Member Reviews
I have adored all of Freye Marske’s books, and Swordcrossed was no exception. This delightful story follows Matti, a man trying to save his family’s struggling business through an arranged marriage. When it becomes apparent that his intended has a paramour who plans to challenge him to a duel at his wedding, Matti is forced to hire the services of a best man to stand in. Unable to afford the best of the best, Matti takes a chance on a new swordsman in town—and is less than thrilled to discover it is the same man, Luca, who tried to con him at a bar last night. Matti begrudgingly hires Luca and promises not to turn him in for the con on the condition that he also receive sword lessons up until the wedding. As Luca and Matti meet for their lessons, sparks fly, and a mystery around Matti’s family business begins to emerge. They will both need to decide whether or not they can be honest— both with themselves and one another—if they have any hope of saving Matti’s family business…and maybe their hearts along with it.
❤️ What I loved: It’s always thrilling when a book delivers on expectations—and Swordcrossed was exactly what I was hoping for and more! This is an excellent romance with an engaging plot, well-developed characters, and great world-building. The tone of this book is delightfully funny, sexy, and emotional all at once. I adored Matti and Luca’s relationship arc and was eating up all of their tension and banter.
This is an easy recommend for fans of queer romance and fantasy. I would highly recommend Swordcrossed to fans of Marske’s The Last Binding trilogy or authors like Alexis Hall. Marske has quickly become an auto-buy author for me, and I can’t wait for her next adventure.
**Rating: ⭐⭐⭐⭐⭐/5 (4.5-5)**
**Acknowledgments & Disclaimers** ✨ Thank you to NetGalley, Freye Marske, and Macmillan Audio, for providing an ARC and the opportunity to share an honest review of this book. ✨ All thoughts and opinions expressed in this review are my own. ✨ My reviews and ratings strive to evaluate books within their own age-demographic and genre.

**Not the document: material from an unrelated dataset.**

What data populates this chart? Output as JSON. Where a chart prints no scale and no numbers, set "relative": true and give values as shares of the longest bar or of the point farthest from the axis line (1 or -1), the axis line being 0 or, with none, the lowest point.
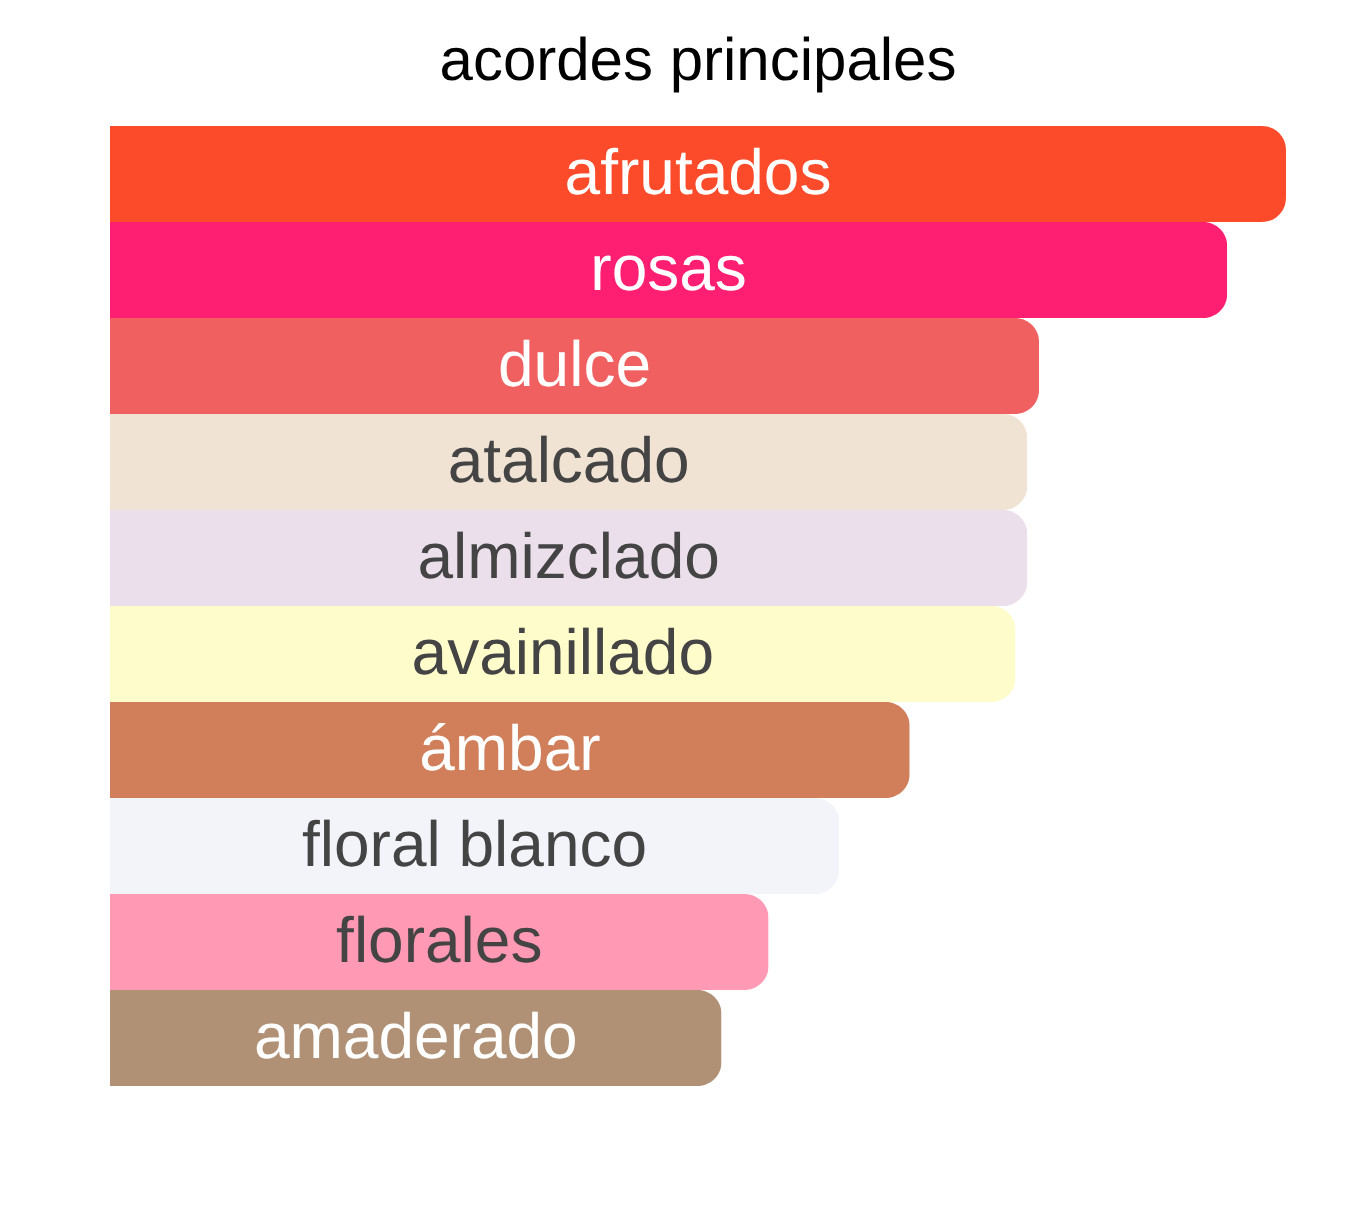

I adore Freya’s storytelling. The hilarity and passion that sizzles between her characters are swoon worthy - and the narration just gives it that extra something. Fake identities, spying, secret trysts, duels, fighting families - I mean this book has it all. Ah to be loved so dearly.
Very pleasant narration by Omari Douglas, who doesn't miss a beat and whose lightly amused tone of voice throughout adds humor and warmth to the text. Kudos for reading aloud all the smutty scenes without sounding like he batted an eye at the explicit content.
A pretty sweet queer historical romance with subplots of business intrigue and family dynamics.
It’s important to note here, for readers who know Marske from her Last Binding trilogy, that this is not a fantasy. The story takes place in a secondary queer-norm pre-industrial world, but there’s no magic.
The audiobook narrator is excellent, but with two male POV characters, I would have appreciated a second narrator to help more easily distinguish which character’s head we’re in.
I really enjoyed this. I love low stakes high fantasy and this was a really fun example of that. I found the characters to be really funny and I appreciate that especially in a fantasy novel. Sometimes fantasy can get kinda full of itself but this one was really fun.